JURA EM PROSA E VERSO

CONTOS MISTERIOSOS

EXPURGAR O MAR

Expurgar o mal

Permitam-me que manche estas páginas níveas que têm pela frente, com o sangue que ainda escorre das minhas mãos assassinas. Eu sempre fui o mais sereno dos homens. Na vila onde vivo, as pessoas fitam-me com alguma compaixão, como se exibisse um cartaz a dizer, “tenham pena de mim”. Sempre foi assim. Em casa, na escola, no emprego. As pessoas têm tendência a tratar-me como um “coitadinho”. O pior é que eu acomodei-me a esta situação desconfortável, e assim tenho vivido.

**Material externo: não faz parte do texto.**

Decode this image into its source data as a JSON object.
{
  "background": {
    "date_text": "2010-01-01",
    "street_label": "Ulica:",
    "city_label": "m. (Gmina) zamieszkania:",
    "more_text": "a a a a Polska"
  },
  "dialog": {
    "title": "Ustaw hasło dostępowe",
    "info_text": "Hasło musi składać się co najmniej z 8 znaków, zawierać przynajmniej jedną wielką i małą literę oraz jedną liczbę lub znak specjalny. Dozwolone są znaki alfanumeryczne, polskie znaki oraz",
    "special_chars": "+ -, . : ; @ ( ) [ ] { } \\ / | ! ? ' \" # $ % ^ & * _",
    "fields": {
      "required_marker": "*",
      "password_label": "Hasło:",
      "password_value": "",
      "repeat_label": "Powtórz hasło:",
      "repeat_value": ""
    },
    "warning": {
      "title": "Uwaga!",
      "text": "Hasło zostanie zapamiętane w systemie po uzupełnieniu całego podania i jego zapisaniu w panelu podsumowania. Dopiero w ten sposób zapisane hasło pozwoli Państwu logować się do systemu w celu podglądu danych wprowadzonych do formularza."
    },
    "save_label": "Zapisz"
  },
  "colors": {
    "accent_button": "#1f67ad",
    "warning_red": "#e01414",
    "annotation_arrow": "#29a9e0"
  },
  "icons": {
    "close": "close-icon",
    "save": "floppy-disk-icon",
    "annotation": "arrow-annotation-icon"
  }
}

Naquela noite de verão, eu estava deitado na cama. Fumava um cigarro e tinha o rádio ligado, quando fui perturbado pela visita dele. Irrompeu brandamente pelo meu quarto, como se ali vivesse. Estremeci ao olhar para ele. A primeira ideia que me assombrou foi a de que ele me ia matar. De seguida achei que ele não era humano. Mas mudei de ideias quando fitei os seus olhos ensanguentados.

-Acaba com eles, Vítor. – Grunhiu ele, sabedor do meu nome.

- Com eles, quem? – Redargui eu, com os lábios trémulos.

- Com os que te espezinham com o olhar... – A voz dele ressoara nas antecâmaras da minha mente. Ele sabia o que eu sentia verdadeiramente, quando as pessoas olhavam para mim com aquele ar penoso. Sentia-me espezinhado, sim!

- O que queres que eu lhes faça? – Inquiri cheio de medo.

- Mata-os. Expurga o mal que há neles. Acaba de uma vez por todas com esse teu sofrimento e verás que amanhã serás outra pessoa. Faz o que eu te mando, e serás dono de um poder e de uma força sobrenatural.

Inexplicavelmente, o ser tinha desaparecido do meu quarto com a mesma descrição com que entrara. Não me senti bem, e como estava calor, decidi dar uma volta pela praia. Precisava de apanhar um pouco de ar. Sentia que a loucura se estava a apoderar de mim. Quando cheguei à praia, deitei-me no areal e ali permaneci a contemplar as ondas, que teimavam em enrolar-se numa espuma branca que se desfazia no areal.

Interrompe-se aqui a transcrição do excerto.